An'dan içeri girelim dostlar. Kalbimizin mistik yönüne iyi bakalım, günün sonunda akıl gidiyor, cinsel enerji gidiyor/bitiyor; kırmızı ve iç güdü zaten otomatik olarak işlerini yapıyor ve bizimle kalanlar duygusal merkez; tabiki onun yüksek karşılığı. İçerideki, kuş dilini bilen Süleyman'ı bilenlerden dersler alıyoruz değil mi? Onların çekimlerini hissediyoruz? Aklın görevini hissettiren ve işte o erime halleri. Burada her şeyi konuşamasak da, gerisi derslerde, gezilerde, yaşamda. Anların içinde, doğal olarak ilerleyen paylaşımların içinde. Kendisini seviyoruz:) Büyük kalp, bizi çektiğin gibi biz de seni çekiyoruz.

*Spirit of Peace'i anlamak için büyük niyaz
Niyazın ilk aşaması, "Işığın Güçleri insanlığa aydınlanma getirsin" ifadesiyle monadik seviyelerde bulunan potansiyelleri harekete geçirir. Bu çağrının içeriğinde Dünyanın Efendisi ve Tanrı'nın Tahtı Önündeki Yedi Spirit gibi kozmik varlıklar da yer alır. İkinci aşamada ise Barış Spiriti ve Mesih çağrılır. Dünya çapında özveri gösteren kişiler bu çağrıyı kullandığında, İnsanlık, Hiyerarşi ve Şambala olmak üzere üç temel merkez birbirine bağlanır. Bu süreç, insanoğlu ile ruhsal hiyerarşi arasında daha yakın ve güçlü bir ilişki kurulmasını sağlar.
Wesak Festivali bu bağlamda özel bir öneme sahiptir. Bu kutsal dönemde Manu, Mesih ve Mahachohan, Buda’yı çağırarak insanlık için ilahi iradenin tezahürünü kolaylaştırmasını isterler. Buda’nın rolü, üç gezegensel merkez (İnsanlık, Hiyerarşi, Şamballa) arasında doğru insan ilişkileri, uyumlu işbirliği ve sevgi dolu anlayış geliştirmektir. Buda, aydınlanmaya ulaşarak Işığın Güçleri ile ilk büyük bağı kurmuş olan yüce bir önderdir. Benzer şekilde, Mesih de Tanrı’nın iradesini Sevgide ifade etme ve dünyayı kurtarma yeteneği sayesinde Barış Spiriti (gezegen-ötesi, güneş sistemine ait bir Varlık) ile ilk kez büyük bir bağ kurmuştur.

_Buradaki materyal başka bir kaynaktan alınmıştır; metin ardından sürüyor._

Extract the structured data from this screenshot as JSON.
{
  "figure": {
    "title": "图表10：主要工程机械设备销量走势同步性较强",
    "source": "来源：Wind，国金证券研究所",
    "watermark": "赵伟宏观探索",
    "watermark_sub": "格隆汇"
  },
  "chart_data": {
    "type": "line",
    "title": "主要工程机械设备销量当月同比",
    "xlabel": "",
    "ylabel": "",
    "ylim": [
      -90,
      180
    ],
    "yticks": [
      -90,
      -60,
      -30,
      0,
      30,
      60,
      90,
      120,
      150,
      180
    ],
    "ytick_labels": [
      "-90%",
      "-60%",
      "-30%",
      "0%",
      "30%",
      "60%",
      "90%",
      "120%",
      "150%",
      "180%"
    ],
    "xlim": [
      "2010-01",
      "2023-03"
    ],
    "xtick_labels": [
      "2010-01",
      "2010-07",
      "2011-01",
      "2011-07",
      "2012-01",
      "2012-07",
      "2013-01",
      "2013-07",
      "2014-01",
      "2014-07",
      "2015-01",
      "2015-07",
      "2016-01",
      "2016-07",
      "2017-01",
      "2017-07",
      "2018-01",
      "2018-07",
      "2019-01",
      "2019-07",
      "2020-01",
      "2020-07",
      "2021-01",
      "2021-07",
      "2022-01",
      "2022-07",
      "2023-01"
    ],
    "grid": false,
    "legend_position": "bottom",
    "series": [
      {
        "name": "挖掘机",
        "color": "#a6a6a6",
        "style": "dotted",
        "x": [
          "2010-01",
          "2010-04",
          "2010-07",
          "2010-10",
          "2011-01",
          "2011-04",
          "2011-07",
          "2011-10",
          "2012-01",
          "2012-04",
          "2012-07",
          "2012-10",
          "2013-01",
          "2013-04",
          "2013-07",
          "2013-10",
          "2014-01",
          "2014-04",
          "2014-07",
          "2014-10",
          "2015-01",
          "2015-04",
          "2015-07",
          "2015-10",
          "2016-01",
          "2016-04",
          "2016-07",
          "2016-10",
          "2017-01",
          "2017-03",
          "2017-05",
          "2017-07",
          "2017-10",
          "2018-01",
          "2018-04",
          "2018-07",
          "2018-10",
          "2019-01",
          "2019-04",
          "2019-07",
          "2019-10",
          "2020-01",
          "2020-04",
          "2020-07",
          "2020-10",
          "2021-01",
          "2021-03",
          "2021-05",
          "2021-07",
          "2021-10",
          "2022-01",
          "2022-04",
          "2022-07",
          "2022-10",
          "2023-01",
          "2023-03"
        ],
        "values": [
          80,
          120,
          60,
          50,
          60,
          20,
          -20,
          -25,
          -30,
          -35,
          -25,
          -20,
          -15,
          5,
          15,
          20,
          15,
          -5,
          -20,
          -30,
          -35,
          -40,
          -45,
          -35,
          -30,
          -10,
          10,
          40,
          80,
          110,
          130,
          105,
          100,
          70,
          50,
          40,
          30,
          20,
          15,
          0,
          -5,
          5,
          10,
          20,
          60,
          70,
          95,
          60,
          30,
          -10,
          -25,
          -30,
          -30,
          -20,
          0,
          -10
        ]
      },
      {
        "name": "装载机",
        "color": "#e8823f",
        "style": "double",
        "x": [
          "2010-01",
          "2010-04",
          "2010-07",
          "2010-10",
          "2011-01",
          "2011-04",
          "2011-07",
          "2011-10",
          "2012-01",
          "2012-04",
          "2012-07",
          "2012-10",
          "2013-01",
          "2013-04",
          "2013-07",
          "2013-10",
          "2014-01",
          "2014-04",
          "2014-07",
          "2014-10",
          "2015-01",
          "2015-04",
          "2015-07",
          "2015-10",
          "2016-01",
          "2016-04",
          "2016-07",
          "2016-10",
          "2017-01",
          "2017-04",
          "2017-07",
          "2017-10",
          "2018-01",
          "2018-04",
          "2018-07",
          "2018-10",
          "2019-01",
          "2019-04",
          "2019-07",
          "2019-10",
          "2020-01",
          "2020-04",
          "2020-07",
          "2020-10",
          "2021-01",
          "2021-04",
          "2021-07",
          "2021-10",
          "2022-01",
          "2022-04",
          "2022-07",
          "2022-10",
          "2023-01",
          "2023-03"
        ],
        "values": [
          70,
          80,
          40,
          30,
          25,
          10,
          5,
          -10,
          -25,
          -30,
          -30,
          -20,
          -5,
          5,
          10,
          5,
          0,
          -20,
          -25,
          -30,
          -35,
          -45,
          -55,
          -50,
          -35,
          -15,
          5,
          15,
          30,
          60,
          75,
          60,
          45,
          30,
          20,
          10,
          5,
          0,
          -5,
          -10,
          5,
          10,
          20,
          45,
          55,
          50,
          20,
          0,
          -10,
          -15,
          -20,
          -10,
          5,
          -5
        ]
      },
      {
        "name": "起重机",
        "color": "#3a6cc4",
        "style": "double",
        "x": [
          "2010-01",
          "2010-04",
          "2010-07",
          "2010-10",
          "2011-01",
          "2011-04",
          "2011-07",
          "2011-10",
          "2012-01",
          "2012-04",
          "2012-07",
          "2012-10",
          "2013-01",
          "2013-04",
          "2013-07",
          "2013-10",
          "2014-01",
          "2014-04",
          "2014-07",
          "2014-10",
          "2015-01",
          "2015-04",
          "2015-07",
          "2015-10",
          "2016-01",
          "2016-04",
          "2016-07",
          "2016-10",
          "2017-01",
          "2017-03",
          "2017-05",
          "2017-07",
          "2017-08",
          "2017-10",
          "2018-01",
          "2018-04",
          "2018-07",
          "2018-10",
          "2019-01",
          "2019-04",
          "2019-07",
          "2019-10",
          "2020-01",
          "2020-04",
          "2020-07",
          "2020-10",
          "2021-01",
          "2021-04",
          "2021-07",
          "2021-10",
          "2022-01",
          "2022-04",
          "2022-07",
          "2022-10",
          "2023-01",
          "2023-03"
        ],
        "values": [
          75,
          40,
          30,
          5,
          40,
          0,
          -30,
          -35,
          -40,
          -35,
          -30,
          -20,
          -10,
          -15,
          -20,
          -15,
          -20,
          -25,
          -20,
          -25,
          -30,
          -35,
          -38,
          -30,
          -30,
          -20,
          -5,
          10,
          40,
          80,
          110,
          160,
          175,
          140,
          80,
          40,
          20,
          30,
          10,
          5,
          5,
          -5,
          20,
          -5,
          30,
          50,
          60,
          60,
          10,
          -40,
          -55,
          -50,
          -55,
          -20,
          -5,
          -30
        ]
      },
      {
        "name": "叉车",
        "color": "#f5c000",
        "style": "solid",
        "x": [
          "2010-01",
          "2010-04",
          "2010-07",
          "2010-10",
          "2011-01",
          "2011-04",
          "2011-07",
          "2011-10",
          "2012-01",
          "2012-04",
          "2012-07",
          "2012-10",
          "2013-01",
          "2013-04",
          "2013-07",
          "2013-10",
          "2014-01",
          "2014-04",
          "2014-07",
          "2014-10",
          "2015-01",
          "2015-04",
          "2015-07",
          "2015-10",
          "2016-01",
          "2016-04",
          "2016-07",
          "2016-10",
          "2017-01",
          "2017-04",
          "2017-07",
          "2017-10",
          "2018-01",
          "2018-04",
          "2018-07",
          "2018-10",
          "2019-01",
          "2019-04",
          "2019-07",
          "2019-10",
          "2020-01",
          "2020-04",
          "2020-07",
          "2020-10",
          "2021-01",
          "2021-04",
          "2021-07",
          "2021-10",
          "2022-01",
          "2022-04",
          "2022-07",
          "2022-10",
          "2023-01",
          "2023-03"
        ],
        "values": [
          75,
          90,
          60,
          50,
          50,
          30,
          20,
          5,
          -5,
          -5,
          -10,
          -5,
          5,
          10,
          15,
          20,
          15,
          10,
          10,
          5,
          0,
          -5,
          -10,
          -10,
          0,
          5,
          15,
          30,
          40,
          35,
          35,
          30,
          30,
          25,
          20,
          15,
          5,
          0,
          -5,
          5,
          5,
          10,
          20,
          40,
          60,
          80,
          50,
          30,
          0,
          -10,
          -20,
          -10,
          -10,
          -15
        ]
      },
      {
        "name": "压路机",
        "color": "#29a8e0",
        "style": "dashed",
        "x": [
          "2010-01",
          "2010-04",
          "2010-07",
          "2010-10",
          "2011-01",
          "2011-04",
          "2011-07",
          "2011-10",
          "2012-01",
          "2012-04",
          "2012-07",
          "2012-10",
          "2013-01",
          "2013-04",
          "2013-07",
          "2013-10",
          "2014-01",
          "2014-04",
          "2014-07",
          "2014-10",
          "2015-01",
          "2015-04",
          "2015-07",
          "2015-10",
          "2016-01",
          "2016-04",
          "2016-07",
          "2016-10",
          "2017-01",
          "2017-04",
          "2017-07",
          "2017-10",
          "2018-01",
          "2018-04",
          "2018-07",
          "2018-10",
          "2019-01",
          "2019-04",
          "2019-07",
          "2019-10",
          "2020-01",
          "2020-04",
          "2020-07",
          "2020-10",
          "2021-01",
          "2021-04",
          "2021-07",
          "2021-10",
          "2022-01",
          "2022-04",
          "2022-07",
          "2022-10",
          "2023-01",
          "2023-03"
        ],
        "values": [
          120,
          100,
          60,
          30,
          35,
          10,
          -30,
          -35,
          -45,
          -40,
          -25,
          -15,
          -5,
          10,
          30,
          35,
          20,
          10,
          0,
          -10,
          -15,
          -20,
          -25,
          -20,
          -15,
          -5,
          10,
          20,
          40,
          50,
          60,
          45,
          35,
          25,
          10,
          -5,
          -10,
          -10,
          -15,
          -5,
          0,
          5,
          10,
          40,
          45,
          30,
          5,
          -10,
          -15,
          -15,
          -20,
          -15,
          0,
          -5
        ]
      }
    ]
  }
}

Mesih ve Buda aracılığıyla artık insanlık, Şambala ile daha yakın bir ilişki kurabilir. Bu ilişki, insanlığın evrimsel yolculuğunda önemli bir dönüm noktasıdır. İnsanlık, kaderindeki görevi üstlenerek gezegensel bilincin üstün halleri (süper-insan durumları. YOV HI-MAN) ile alt-insan krallıkları arasında akıllı ve sevgi dolu bir aracı haline gelebilir. Böylece insanlık, gezegenin kurtarıcısı olarak evrensel bir misyonu yerine getirebilir.
Yaşayan Mesih, insanlığı kurtaran olandır. Ancak bu kurtuluş yalnızca bireysel fedakarlıkla mümkün olacaktır. Günlük yaşamda kişisel çıkarları bütünün iyiliği için feda etmek, insanların dünyasını kurtarabilecek en güçlü araçtır. İnsanlığın bu yolda ilerlemesi, hem toplumsal hem de ruhsal dönüşümün anahtarıdır.
Büyük niyaz, her bireyin kendini aşması ve gezegenin geleceği için sorumluluk alması gerektiği gerçeğini vurgular. İnsanlık, bu çağrıyı kabul ederek hem kendi gelişimini tamamlayabilir hem de dünya üzerinde barış, uyum ve aydınlanmanın hakim olduğu yeni bir çağ başlatılmasına katkıda bulunabilir.